The tourist board was right — it was a bit of a struggle to find the place (Google didn't help) on a country road, drive through the farm gate on to a dusty drive, dogs barking welcome, and it's very much a hands-on, family operation.
But it lives up to its promise of a sensory journey of seeing, touching, smelling and tasting all things chocolate, from the growing and flowering plants, roasting the beans, producing the cocoa nibs and through to "Yes, I'd love to taste that" and "I'll have one of those and one of these to take home".
It's just a few minutes' drive to Mission Beach, four villages along a 14km stretch of white-sand beach, lined with palm trees, that have morphed into a relaxed, happy-go-lucky community of beach bars, cafes, eateries, low-key backpackers and upmarket resorts, galleries and boutiques.
It's one of only two places where two World Heritage sites touch each other, and if you've been following the trail you'll recall those are the reef (Dunk Island is a 10-minute ferry ride offshore) and the rainforest. It's also halfway between Cairns and Townsville, so it appeals as a weekend getaway from both cities.
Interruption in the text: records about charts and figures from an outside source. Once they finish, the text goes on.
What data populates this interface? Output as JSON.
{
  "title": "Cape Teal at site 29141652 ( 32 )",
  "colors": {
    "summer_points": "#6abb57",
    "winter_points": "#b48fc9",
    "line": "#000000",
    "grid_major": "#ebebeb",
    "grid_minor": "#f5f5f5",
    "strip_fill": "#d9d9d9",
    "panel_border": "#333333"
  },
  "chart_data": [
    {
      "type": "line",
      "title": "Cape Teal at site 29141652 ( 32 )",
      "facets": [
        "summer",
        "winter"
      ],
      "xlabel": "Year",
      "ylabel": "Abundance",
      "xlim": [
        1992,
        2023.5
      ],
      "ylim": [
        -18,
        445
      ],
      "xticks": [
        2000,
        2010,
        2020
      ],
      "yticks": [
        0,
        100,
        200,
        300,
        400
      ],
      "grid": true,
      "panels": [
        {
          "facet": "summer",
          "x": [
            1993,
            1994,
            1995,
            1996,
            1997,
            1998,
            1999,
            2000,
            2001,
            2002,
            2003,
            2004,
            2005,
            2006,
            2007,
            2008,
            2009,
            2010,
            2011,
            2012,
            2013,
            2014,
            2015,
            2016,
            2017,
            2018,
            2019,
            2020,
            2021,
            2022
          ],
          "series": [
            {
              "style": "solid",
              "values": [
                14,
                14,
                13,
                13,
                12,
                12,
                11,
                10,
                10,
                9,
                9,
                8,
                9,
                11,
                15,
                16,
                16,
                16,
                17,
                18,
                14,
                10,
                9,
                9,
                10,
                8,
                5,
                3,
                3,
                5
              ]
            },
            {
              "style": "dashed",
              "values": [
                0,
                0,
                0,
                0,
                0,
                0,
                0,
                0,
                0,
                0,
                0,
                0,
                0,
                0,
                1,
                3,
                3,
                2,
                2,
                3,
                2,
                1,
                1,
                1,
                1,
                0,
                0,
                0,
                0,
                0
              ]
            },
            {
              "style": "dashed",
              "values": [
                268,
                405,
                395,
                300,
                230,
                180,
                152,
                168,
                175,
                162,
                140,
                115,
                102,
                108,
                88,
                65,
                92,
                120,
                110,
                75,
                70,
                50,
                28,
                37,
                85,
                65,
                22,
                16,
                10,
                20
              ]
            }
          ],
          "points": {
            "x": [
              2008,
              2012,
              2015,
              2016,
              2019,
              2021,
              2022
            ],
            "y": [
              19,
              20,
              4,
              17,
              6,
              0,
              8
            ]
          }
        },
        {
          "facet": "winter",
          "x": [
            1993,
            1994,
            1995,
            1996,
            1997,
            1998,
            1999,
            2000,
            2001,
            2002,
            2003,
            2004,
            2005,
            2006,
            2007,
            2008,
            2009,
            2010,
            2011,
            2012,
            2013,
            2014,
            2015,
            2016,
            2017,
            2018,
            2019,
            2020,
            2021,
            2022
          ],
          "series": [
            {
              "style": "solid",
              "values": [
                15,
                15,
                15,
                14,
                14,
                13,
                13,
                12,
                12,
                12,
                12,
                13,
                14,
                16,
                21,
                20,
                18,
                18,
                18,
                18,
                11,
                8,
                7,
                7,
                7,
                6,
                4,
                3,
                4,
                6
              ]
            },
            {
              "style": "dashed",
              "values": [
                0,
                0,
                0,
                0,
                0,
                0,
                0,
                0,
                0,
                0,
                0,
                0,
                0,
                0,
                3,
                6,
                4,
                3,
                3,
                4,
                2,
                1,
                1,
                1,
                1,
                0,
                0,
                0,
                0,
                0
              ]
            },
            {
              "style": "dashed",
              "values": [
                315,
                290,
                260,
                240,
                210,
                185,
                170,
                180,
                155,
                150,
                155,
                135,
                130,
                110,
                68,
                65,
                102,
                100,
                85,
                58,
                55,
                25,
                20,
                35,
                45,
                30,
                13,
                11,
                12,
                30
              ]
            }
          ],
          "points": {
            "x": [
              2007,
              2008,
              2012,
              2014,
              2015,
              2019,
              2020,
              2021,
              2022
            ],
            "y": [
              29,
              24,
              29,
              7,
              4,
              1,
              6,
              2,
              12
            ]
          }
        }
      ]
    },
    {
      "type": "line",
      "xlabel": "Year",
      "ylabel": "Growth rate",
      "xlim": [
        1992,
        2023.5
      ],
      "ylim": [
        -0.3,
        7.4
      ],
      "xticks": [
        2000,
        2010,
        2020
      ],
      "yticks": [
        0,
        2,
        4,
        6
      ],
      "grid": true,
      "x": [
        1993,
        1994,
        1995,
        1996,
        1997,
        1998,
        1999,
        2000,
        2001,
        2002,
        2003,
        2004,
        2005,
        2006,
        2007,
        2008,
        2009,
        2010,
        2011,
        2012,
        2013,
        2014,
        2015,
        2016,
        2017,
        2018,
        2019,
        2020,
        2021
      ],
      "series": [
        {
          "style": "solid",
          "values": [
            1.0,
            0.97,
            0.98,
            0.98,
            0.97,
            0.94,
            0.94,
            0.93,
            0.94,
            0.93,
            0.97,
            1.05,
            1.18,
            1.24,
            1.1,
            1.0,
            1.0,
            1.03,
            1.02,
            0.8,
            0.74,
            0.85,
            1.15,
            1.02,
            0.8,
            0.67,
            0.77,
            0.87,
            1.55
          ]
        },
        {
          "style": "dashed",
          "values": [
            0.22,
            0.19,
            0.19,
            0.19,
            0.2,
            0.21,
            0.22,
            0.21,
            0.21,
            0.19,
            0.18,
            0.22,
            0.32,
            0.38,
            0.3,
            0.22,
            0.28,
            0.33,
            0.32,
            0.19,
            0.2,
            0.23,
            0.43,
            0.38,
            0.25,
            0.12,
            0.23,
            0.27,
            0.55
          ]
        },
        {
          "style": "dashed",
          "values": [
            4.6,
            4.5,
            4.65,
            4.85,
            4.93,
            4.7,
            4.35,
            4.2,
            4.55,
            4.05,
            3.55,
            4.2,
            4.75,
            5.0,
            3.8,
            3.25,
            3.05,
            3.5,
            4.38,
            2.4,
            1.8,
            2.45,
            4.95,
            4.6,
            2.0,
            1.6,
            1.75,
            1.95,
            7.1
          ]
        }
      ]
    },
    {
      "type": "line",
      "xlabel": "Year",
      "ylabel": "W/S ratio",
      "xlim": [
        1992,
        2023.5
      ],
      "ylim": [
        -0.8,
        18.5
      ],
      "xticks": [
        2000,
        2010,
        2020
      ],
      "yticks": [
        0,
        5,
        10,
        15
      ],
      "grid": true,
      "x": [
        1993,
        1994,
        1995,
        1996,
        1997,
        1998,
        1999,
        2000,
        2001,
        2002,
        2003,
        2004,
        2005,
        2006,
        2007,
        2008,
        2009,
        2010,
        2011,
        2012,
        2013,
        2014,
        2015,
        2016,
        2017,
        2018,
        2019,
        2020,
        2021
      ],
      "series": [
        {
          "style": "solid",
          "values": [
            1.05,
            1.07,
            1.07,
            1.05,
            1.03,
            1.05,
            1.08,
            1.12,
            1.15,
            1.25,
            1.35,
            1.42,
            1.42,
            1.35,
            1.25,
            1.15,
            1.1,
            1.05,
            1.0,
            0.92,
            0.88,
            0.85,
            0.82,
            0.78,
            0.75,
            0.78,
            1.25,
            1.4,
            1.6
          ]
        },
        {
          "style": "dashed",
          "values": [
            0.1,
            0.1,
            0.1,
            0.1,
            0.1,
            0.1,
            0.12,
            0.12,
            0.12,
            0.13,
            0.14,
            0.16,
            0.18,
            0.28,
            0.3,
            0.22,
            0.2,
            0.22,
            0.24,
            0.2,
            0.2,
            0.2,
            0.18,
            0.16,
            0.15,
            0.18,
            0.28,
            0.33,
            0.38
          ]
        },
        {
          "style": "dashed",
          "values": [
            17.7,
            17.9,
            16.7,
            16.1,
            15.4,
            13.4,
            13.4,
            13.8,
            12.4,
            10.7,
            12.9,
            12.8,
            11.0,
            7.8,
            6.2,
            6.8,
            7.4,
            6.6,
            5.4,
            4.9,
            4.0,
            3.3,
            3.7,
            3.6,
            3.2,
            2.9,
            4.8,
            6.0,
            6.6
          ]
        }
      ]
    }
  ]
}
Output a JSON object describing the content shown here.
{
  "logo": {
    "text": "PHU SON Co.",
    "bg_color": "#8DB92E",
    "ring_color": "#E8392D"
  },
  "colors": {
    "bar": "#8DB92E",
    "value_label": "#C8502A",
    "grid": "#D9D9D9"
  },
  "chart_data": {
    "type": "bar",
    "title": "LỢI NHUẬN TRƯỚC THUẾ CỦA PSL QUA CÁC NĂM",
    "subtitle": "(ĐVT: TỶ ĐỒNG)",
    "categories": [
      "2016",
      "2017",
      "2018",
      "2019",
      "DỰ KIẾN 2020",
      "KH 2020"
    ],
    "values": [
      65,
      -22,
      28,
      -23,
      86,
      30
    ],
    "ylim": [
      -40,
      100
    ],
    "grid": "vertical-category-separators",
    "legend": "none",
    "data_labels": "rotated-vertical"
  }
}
So does its billing as an adventure activity base — skydiving, snorkelling and diving, whitewater rafting, tramping and camping are on offer.
But not for me.
Sleepy Sunday morning is lazy Sunday afternoon. Park the car, dump the bag, kick the shoes off and hit the sand.
Checklist
ACCOMMODATION
Castaways resort is right on the beach, with beachfront rooms, self-contained villas, pools and a day spa.
DINING
Bibesia Beach Club (at Castaways) is one of the best chill-out spots you'll find anywhere., serving a modern Aussie take on Mediterranean classics.